La naissance du projet
C’est autour d’une table, lors d’un repas raffiné, que l’artiste Pierre Corbet, fraîchement diplômé de l’école d’art Villa Arson à Nice et l’enseignant Eric Grandin, professeur de cuisine au lycée polyvalent Montmajour, est née l’idée d’un projet de buffet champêtre à monter avec les élèves de la classe de première année Bac Pro cuisine au sein de l’établissement scolaire. Comme une évidence, cette idée a germé dans l’esprit du professeur de cuisine lorsque l’artiste lui a présenté son portfolio. Il en a donc parlé à son collègue Bruno Bouedo, professeur de cuisine comme lui et à moi qui suis sa collègue professeure d’Arts-Appliqués et cultures artistiques. Nous avons aussitôt pressenti le potentiel pédagogique et éducatif d’une telle idée et c’est évidemment sur le thème des Jeux Olympiques que le travail commun a été conçu, faisant ainsi coïncider l’événement du buffet pour trente convives devant le jardin potager du lycée avec le passage de la flamme olympique dans la ville d’Arles. Monsieur Grandin et moi-même, -référents EDD- dans l’équipe de l’Education au Développement Durable avons adhéré aussitôt à la vision que l’artiste Pierre Corbet a de l’organisation et du déroulement d’un buffet à notre époque.
Il faut dire qu’il ne manque pas de créativité pour faire naître des objets d’art et de design de façon décarbonée, esthétique et fonctionnelle.
La démarche artistique
Pierre Corbet utilise des matières vivantes comme le chêne, le lin, le pin brûlé et bien d’autres feuilles et branches pour faire créer aux élèves des contenants et des présentoirs ingénieux selon la méthode du « JeuJura », c’est-à-dire par un assemblage sans colle ni vis des éléments taillés sur mesure. Les pièces travaillées s’emboîtent donc de sorte à faire tenir les mets, de l’entrée au dessert, que les convives viendront saisir avec gourmandise tout en aiguisant leur appétit. Sans s’en apercevoir, les cinq sens sont alors en éveil autour du buffet et c’est la convivialité qui règne à travers l’originalité fonctionnelle et la beauté esthétique de la présentation. Ainsi pour Pierre Corbet, toasts, menuiserie et architecture vont toujours de pair pour l’organisation d’un buffet.
La démarche pédagogique
Chaque enseignant impliqué a mené à bien sa part du projet durant trois jours. Les élèves ont d’abord imaginé, dessiné et réalisé les toasts, ils les ont agrémentés de dessins au grille-pain ou au chalumeau. Puis ils ont assemblé les pièces nécessaires aux présentoirs en réfléchissant à la meilleure architecture pour une mise en valeur réussie.
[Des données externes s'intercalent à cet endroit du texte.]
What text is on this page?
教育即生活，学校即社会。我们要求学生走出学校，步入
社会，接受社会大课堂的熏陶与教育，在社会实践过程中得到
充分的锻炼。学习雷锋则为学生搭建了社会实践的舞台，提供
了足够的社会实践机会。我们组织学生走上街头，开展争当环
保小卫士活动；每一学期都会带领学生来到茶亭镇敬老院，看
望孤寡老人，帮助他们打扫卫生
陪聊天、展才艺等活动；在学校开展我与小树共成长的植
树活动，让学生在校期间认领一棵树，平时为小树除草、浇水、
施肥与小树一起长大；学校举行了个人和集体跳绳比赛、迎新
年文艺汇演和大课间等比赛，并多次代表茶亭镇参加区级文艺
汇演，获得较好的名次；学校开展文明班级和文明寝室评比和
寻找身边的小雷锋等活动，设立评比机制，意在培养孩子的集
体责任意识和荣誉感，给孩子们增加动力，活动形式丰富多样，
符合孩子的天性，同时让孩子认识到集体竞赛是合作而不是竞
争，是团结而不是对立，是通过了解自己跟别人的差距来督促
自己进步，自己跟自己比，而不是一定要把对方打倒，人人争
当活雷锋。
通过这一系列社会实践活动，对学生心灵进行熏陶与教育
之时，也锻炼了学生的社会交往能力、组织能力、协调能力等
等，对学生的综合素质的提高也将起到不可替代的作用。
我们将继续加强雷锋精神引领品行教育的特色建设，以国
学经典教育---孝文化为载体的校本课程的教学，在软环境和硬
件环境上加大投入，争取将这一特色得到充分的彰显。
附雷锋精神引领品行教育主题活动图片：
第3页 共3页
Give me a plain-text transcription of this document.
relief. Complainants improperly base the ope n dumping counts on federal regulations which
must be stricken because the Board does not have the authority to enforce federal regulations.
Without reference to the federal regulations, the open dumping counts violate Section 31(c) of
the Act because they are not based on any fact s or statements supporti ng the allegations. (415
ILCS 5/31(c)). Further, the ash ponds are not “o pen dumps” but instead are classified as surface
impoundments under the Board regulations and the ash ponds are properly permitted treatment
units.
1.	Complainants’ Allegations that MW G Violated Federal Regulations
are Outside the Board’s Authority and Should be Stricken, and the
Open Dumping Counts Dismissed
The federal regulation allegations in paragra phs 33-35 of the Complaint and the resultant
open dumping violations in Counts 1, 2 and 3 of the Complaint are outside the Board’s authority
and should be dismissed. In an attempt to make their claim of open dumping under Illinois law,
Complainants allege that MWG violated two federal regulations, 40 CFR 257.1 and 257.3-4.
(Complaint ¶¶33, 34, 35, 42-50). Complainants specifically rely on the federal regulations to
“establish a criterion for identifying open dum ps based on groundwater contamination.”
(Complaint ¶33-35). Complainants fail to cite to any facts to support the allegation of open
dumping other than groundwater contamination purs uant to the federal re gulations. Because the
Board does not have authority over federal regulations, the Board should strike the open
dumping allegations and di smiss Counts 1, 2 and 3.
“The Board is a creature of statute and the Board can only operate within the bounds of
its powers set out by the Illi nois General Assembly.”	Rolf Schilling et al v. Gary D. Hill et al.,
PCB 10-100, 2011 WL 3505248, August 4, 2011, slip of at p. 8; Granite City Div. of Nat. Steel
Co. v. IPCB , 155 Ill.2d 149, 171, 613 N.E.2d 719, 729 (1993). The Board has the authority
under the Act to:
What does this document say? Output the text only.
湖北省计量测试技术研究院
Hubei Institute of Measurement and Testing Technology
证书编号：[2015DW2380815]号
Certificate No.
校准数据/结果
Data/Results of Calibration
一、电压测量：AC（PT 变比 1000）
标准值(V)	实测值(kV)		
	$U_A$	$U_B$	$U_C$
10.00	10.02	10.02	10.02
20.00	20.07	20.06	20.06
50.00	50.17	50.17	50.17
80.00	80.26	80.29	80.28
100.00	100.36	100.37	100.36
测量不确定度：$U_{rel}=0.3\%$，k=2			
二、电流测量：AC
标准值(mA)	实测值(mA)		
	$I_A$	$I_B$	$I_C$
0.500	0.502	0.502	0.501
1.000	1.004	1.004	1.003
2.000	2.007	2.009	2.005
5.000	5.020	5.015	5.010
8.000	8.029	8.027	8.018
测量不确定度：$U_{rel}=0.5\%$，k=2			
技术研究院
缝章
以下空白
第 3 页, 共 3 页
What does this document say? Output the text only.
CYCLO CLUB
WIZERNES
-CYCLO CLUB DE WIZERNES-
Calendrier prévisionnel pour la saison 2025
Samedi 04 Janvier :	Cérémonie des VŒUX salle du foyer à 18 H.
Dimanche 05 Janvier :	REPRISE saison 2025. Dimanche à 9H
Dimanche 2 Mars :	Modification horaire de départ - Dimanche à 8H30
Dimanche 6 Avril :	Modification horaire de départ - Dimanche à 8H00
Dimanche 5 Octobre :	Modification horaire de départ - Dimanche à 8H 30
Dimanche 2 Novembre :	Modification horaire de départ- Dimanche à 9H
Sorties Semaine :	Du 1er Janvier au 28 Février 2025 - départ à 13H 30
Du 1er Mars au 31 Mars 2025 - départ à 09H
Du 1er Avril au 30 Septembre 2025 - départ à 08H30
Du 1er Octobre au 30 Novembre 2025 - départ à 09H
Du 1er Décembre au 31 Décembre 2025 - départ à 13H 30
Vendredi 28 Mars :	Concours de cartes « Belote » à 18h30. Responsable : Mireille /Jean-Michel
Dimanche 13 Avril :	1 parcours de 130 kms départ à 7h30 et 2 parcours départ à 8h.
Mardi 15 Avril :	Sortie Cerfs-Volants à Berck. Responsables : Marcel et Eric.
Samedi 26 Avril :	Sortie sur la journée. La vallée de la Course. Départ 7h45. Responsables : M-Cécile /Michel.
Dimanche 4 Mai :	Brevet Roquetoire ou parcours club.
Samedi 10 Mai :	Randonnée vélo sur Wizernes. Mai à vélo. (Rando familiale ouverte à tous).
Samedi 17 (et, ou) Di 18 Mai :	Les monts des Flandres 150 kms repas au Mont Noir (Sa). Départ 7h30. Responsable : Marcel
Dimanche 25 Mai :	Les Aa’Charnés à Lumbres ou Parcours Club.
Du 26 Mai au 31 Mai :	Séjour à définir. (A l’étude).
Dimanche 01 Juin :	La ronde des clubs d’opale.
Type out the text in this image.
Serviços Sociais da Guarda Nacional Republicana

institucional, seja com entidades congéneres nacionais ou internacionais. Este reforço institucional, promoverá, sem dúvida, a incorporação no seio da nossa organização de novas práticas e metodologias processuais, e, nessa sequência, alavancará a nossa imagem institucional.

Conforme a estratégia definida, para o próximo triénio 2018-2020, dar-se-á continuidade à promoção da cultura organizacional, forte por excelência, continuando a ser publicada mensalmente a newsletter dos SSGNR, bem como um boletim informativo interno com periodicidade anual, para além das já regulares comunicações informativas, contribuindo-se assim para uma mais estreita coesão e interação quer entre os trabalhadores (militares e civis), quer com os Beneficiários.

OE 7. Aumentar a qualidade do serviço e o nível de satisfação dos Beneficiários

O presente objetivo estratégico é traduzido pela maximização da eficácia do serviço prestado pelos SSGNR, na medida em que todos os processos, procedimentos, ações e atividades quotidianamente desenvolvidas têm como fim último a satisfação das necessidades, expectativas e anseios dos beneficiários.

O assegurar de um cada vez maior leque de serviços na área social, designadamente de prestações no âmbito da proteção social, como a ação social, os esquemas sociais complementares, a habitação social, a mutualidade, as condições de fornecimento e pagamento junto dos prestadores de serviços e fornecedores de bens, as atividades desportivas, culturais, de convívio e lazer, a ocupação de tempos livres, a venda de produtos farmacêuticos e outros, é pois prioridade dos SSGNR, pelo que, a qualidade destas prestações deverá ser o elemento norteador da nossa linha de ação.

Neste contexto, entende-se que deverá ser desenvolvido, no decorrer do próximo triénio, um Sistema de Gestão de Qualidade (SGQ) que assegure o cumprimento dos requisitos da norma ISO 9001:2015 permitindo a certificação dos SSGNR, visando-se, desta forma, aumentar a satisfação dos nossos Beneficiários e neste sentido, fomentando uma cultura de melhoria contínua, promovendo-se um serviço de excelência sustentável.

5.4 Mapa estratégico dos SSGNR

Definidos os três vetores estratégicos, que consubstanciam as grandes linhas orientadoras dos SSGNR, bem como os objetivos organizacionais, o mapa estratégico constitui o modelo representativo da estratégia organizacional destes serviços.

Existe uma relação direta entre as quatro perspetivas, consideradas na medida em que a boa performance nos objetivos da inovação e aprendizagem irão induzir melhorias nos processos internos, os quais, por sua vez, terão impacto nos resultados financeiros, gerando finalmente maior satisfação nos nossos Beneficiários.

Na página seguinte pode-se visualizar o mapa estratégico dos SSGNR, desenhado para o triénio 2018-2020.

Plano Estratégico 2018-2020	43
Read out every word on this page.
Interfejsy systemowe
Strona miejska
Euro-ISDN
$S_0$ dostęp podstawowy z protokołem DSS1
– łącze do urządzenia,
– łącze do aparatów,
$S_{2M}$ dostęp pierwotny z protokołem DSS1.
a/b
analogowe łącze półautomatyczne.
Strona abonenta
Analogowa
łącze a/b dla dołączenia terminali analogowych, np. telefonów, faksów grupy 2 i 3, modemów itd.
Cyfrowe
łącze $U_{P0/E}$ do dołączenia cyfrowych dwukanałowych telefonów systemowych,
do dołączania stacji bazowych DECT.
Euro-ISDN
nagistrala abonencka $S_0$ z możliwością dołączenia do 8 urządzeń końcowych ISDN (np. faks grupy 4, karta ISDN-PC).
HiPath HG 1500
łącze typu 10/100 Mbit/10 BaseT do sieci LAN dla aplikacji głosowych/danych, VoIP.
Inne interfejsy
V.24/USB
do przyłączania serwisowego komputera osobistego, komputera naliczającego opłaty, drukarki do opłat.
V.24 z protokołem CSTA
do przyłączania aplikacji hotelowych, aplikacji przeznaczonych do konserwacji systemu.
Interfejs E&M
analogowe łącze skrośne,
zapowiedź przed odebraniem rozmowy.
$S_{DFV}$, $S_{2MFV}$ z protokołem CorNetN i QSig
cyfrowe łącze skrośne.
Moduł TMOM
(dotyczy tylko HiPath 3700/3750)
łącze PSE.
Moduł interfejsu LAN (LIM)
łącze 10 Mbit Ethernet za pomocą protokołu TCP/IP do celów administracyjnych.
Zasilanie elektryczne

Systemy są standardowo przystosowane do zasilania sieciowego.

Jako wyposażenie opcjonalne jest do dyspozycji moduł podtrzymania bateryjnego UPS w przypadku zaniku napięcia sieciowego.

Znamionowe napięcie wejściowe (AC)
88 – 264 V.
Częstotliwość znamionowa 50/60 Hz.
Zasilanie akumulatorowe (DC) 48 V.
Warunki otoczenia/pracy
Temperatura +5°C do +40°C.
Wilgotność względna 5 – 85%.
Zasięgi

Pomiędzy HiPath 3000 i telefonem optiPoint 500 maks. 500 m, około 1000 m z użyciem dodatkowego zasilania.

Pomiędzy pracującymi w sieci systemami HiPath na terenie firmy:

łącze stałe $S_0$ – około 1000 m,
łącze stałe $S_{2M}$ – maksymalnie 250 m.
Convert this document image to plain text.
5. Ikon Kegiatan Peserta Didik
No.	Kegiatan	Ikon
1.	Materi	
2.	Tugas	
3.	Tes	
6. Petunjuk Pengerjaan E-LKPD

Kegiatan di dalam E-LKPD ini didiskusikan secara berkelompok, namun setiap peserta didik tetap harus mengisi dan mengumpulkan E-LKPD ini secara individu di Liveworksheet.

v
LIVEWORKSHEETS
L’événement du 07 mai 2024 au lycée a donc pu se baser sur une belle coopération autour des symboles de l’Olympisme pour la création de dessins et de structures en bois :
• Les cinq anneaux de couleurs ;
• Les différents sports présents ;
• Les médailles et coupes ;
• Le stade ;
• Le trophée ;
• La ligne d’arrivée à la course avec les numéros ;
• La torche / flamme ;
• Le podium.
Les formes des mezzés ont été étudiées : cubes, prismes, cylindres, pavés, boule… tout ceci afin de pouvoir les empiler et les disposer sur les présentoirs mais aussi de les déguster facilement.
Les rouleaux de mousse de betterave ont été observées pour que leur verticalité sur un présentoir soit respectée, sans parler du décor des tables à accorder avec les couleurs des mets proposés.
Le bilan
Pierre Corbet a réussi son pari et les convives ont apprécié ce buffet.
Cet artiste questionne le monde de l’alimentation, il voyage à vélo en solitaire à travers l’Europe et tente de répondre à des interrogations cruciales qui sont si proches des préoccupations d’Eric Grandin et de ses collègues :
Comment le voyage peut-il influencer notre pratique créative ? Comment la cuisine et l’art
peuvent-ils être vecteur de partage, de transmission et d’inclusion sociale ?
Tous ces sujets sont au cœur des réflexions actuelles sur ce que les anthropologues appellent aujourd’hui les food studies qui conquièrent toutes les universités de la planète.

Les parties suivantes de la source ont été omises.